An official from Taiwan operator Chunghwa Telecom Co. said Friday the earthquake caused damage near Kita on the eastern coast of Japan to an undersea cable that belongs to the Asia Pacific Cable Network 2, which is owned by a consortium of 14 telecom operators led by AT&T Inc. AT&T didn't immediately reply to a request for comment.
China Telecom Corp., China's largest fixed-line operator by subscribers, was making emergency repairs on Friday to undersea cables damaged by the earthquake, the state-run Xinhua news agency reported. The company said submarine fiber-optic cables connecting Japan and North America and a Pacific Crossing 1 cable near the city of Kitaibaraki, in Japan's northern Ibaraki Prefecture, were malfunctioning. A China Telecom spokeswoman wasn't immediately available to comment on Monday on the status of the repairs.

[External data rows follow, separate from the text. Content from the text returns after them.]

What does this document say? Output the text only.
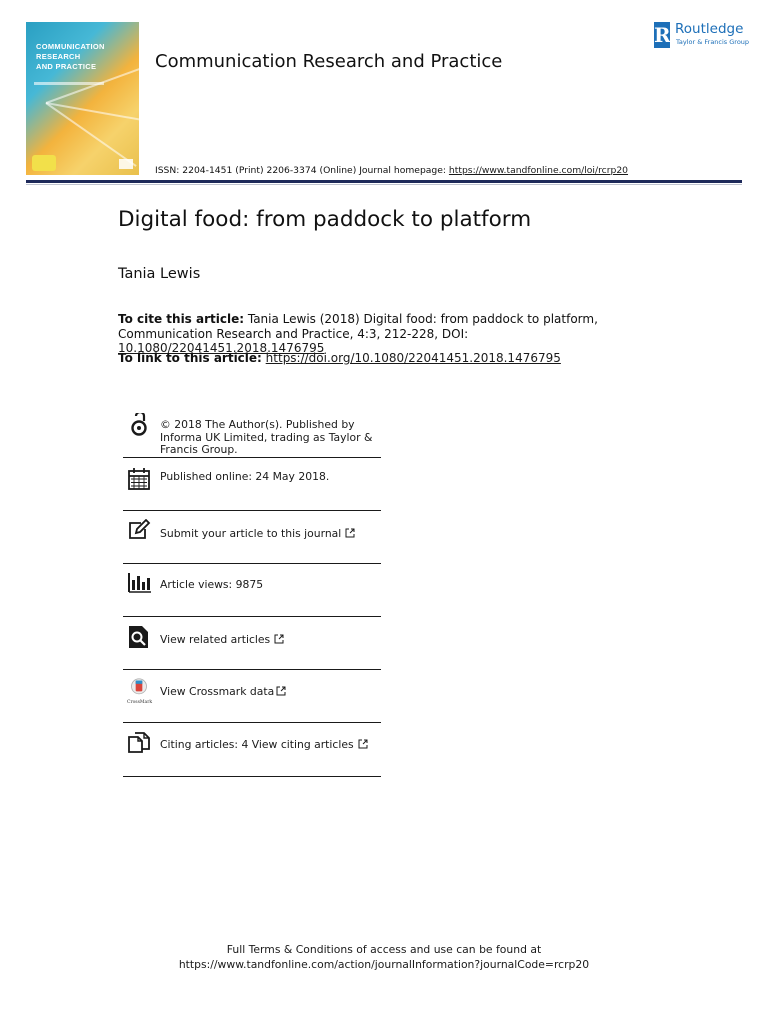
COMMUNICATION
RESEARCH
AND PRACTICE	Communication Research and Practice
R Routledge
Taylor & Francis Group
ISSN: 2204-1451 (Print) 2206-3374 (Online) Journal homepage: https://www.tandfonline.com/loi/rcrp20
Digital food: from paddock to platform
Tania Lewis
To cite this article: Tania Lewis (2018) Digital food: from paddock to platform, Communication Research and Practice, 4:3, 212-228, DOI: 10.1080/22041451.2018.1476795
To link to this article: https://doi.org/10.1080/22041451.2018.1476795
© 2018 The Author(s). Published by Informa UK Limited, trading as Taylor & Francis Group.
Published online: 24 May 2018.
Submit your article to this journal
Article views: 9875
View related articles
CrossMark
View Crossmark data
Citing articles: 4 View citing articles
Full Terms & Conditions of access and use can be found at
https://www.tandfonline.com/action/journalInformation?journalCode=rcrp20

China Mobile Ltd., the world's largest mobile carrier by accounts, said most of the company's services are operating normally despite a surge in calls to Japan, Xinhua reported.
Telecom operator China Unicom Ltd. said most of its circuits had been repaired but cited connection problems with the network of Japan's NTT Communications, Xinhua reported.
Several companies said they avoided significant service disruptions by rerouting data traffic, including South Korean telecom operator KT Corp., which said a cable that is part of the Japan-U.S. Cable Network was cut; SK Telink Corp., an affiliate of South Korean operator SK Telecom Co.; and Globe Telecom Inc. of the Philippines.
Also in the Philippines, Bayan Telecommunications Inc. said the quake disrupted some of its digital-subscriber-line services. "Forty percent of our total capacity was affected.but we expect all to normalize within the day," said Bayan vice president for corporate brand and communications John Rojo.
Some operators were unaffected. A spokeswoman for Australian operator Telstra Corp. said none of the company's undersea cable infrastructure was damaged.
More than 5,000 people have been confirmed dead or missing because of the quake and ensuing tsunami, according to Kyodo News. Japanese Prime Minister Naoto Kan has called the earthquake and its aftermath the biggest crisis in Japan's post-war history.